Kintsugi van Sanne Vaassen
KUNST
a tiny piece, a work of art
Kintsugi van Sanne Vaassen

Maastricht University has a  work of art, a gem, from Sanne Vaassen, which is part of an art concept that is purchased by Bonnefanten museum

Marjolein van der Loo (independent curator) explains:

The pottery fragments in the work Kintsugi are collected during walks in Maastricht. Many of these pieces are manufactured by Maastricht potteries as Regout, Sphinx, Bosch and Mosa that started the industrialization and contributed to the growth of the city around 1835. Sanne associates these trouvailles to Japanese Kintsugi artwork in which damaged earthenware is honorably restored with lacquer and gold. This is related to the Japanese wabi-sabi philosophy in which the beauty of imperfection is appreciated.Sanne uses the fragments with their own local and personal history in order to perform new repairs. Floors, walls, corners and all kinds of constructions could lack a segment that can be repaired by a piece of pottery.
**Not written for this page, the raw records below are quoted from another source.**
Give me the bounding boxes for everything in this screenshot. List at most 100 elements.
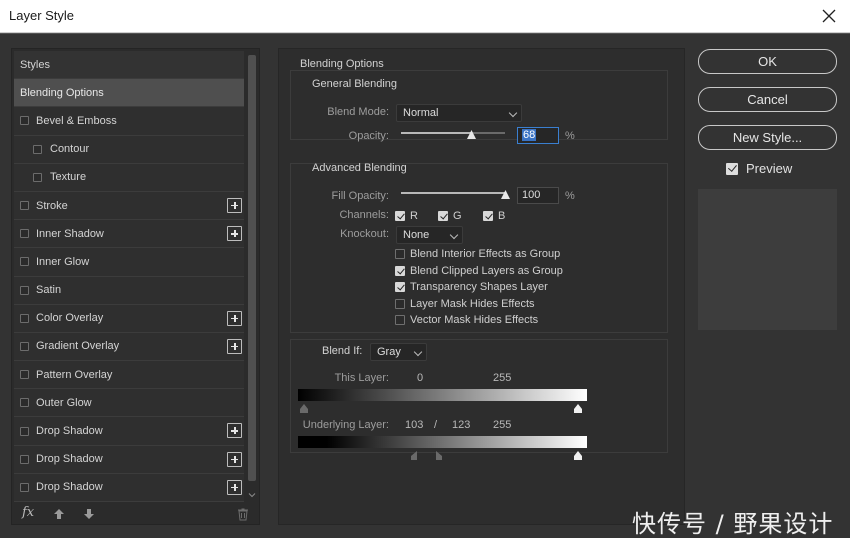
channel-r-checkbox[interactable]: R: [395, 210, 418, 222]
watermark-text: 快传号 / 野果设计: [632, 510, 834, 538]
style-checkbox[interactable]: [20, 426, 29, 436]
style-item-bevel-emboss[interactable]: Bevel & Emboss: [14, 107, 244, 136]
style-item-color-overlay[interactable]: Color Overlay: [14, 304, 244, 333]
layer-style-dialog: Styles Blending Options Bevel & Emboss Cont…: [0, 34, 850, 538]
blending-options-panel: Blending Options General Blending Blend …: [278, 48, 685, 525]
add-effect-plus-icon[interactable]: [227, 479, 242, 495]
add-effect-plus-icon[interactable]: [227, 451, 242, 467]
scroll-down-icon[interactable]: [248, 491, 256, 499]
style-item-inner-shadow[interactable]: Inner Shadow: [14, 220, 244, 249]
knockout-select[interactable]: None: [396, 226, 463, 244]
this-layer-low-value: 0: [417, 372, 424, 384]
scrollbar-thumb[interactable]: [248, 55, 256, 481]
move-down-icon[interactable]: [82, 507, 96, 521]
fill-opacity-input[interactable]: 100: [517, 187, 559, 204]
style-item-inner-glow[interactable]: Inner Glow: [14, 248, 244, 277]
style-item-styles[interactable]: Styles: [14, 51, 244, 80]
preview-label: Preview: [746, 161, 793, 176]
style-item-blending-options[interactable]: Blending Options: [14, 79, 244, 108]
blend-mode-select[interactable]: Normal: [396, 104, 522, 122]
style-item-drop-shadow[interactable]: Drop Shadow: [14, 417, 244, 446]
chevron-down-icon: [508, 108, 518, 118]
style-checkbox[interactable]: [20, 313, 29, 323]
close-icon[interactable]: [818, 5, 840, 27]
channel-b-checkbox[interactable]: B: [483, 210, 505, 222]
style-item-satin[interactable]: Satin: [14, 276, 244, 305]
add-effect-plus-icon[interactable]: [227, 226, 242, 242]
this-layer-high-value: 255: [493, 372, 512, 384]
option-transparency-shapes-layer-checkbox[interactable]: Transparency Shapes Layer: [395, 281, 548, 293]
underlying-white-slider[interactable]: [574, 451, 582, 460]
style-item-contour[interactable]: Contour: [14, 135, 244, 164]
knockout-value: None: [403, 229, 430, 241]
option-blend-clipped-layers-as-group-checkbox[interactable]: Blend Clipped Layers as Group: [395, 265, 563, 277]
knockout-label: Knockout:: [340, 228, 389, 240]
style-checkbox[interactable]: [20, 341, 29, 351]
trash-icon[interactable]: [236, 507, 250, 521]
opacity-input[interactable]: 68: [517, 127, 559, 144]
styles-footer: fx: [12, 505, 259, 525]
style-item-drop-shadow[interactable]: Drop Shadow: [14, 445, 244, 474]
style-checkbox[interactable]: [33, 172, 42, 182]
style-item-label: Outer Glow: [36, 396, 92, 409]
fill-opacity-input-value: 100: [522, 189, 541, 201]
style-item-label: Drop Shadow: [36, 481, 103, 494]
style-checkbox[interactable]: [20, 257, 29, 267]
fill-opacity-slider-thumb[interactable]: [500, 190, 510, 199]
style-item-texture[interactable]: Texture: [14, 163, 244, 192]
style-item-pattern-overlay[interactable]: Pattern Overlay: [14, 361, 244, 390]
preview-checkbox[interactable]: Preview: [726, 161, 792, 176]
add-effect-plus-icon[interactable]: [227, 338, 242, 354]
option-vector-mask-hides-effects-checkbox[interactable]: Vector Mask Hides Effects: [395, 314, 538, 326]
fill-opacity-percent-sign: %: [565, 190, 575, 202]
style-checkbox[interactable]: [20, 454, 29, 464]
option-layer-mask-hides-effects-checkbox[interactable]: Layer Mask Hides Effects: [395, 298, 535, 310]
option-blend-interior-effects-as-group-checkbox[interactable]: Blend Interior Effects as Group: [395, 248, 560, 260]
general-blending-title: General Blending: [312, 78, 398, 90]
style-checkbox[interactable]: [20, 116, 29, 126]
cancel-button[interactable]: Cancel: [698, 87, 837, 112]
opacity-slider-thumb[interactable]: [467, 130, 477, 139]
ok-button[interactable]: OK: [698, 49, 837, 74]
underlying-separator: /: [434, 419, 438, 431]
this-layer-black-slider[interactable]: [300, 404, 308, 413]
fill-opacity-slider[interactable]: [401, 190, 510, 199]
blend-if-select[interactable]: Gray: [370, 343, 427, 361]
blend-mode-value: Normal: [403, 107, 439, 119]
opacity-slider-fill: [401, 132, 472, 134]
chevron-down-icon: [413, 347, 423, 357]
opacity-slider[interactable]: [401, 130, 505, 139]
style-checkbox[interactable]: [20, 229, 29, 239]
channel-g-checkbox[interactable]: G: [438, 210, 462, 222]
style-item-drop-shadow[interactable]: Drop Shadow: [14, 473, 244, 502]
style-item-label: Drop Shadow: [36, 453, 103, 466]
style-checkbox[interactable]: [20, 370, 29, 380]
title-bar: Layer Style: [0, 0, 850, 33]
style-item-label: Satin: [36, 284, 62, 297]
style-checkbox[interactable]: [33, 144, 42, 154]
channels-label: Channels:: [339, 209, 389, 221]
style-item-label: Texture: [50, 171, 87, 184]
add-effect-plus-icon[interactable]: [227, 423, 242, 439]
styles-panel: Styles Blending Options Bevel & Emboss Cont…: [11, 48, 260, 525]
fx-icon[interactable]: fx: [22, 505, 34, 520]
new-style-button[interactable]: New Style...: [698, 125, 837, 150]
underlying-layer-label: Underlying Layer:: [302, 419, 389, 431]
style-checkbox[interactable]: [20, 201, 29, 211]
this-layer-white-slider[interactable]: [574, 404, 582, 413]
move-up-icon[interactable]: [52, 507, 66, 521]
underlying-black-slider-left[interactable]: [409, 451, 417, 460]
add-effect-plus-icon[interactable]: [227, 310, 242, 326]
underlying-black-slider-right[interactable]: [436, 451, 444, 460]
opacity-label: Opacity:: [348, 130, 389, 142]
styles-scrollbar[interactable]: [246, 51, 258, 507]
style-item-gradient-overlay[interactable]: Gradient Overlay: [14, 332, 244, 362]
underlying-high-value: 255: [493, 419, 512, 431]
style-checkbox[interactable]: [20, 398, 29, 408]
chevron-down-icon: [449, 230, 459, 240]
style-checkbox[interactable]: [20, 285, 29, 295]
add-effect-plus-icon[interactable]: [227, 197, 242, 213]
style-item-outer-glow[interactable]: Outer Glow: [14, 389, 244, 418]
style-checkbox[interactable]: [20, 482, 29, 492]
style-item-stroke[interactable]: Stroke: [14, 191, 244, 221]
One of the pottery fragments is placed in the courtyard of the Minderbroedersberg. In this way, this location has become part of the concept Kintsugi that is purchased by the Bonnefanten museum. Each time  the artist places a fragment, a framed picture will be send to the Museum, hence an archive is growing.

About the artist:

The artist Sanne Vaassen (1991) is fascinated by movements. She assesses them in their variety of material, shapes and properties. A movement takes time, is in transition or transforms. Whether it is a water flow, a tree that changes during the seasons, or the changes of moles on her skin. She shows us what has remained invisible, not noticed or unrelated to something known. Special about her work is that, she reinvents a research method depending on the topic in a surprising way. Whether she copies her own birthmarks into a tattoo which is placed on the skin of another person. Or she gathers snails to let them make holes in the Book of The National Anthems of the World, which results in a musical notation for a universal hymn. With this last project, she explores identity and culture by questioning it in an unorthodox way. She works with a sharp perception and a great imagination which is reflected in to the work of art Kintsugi.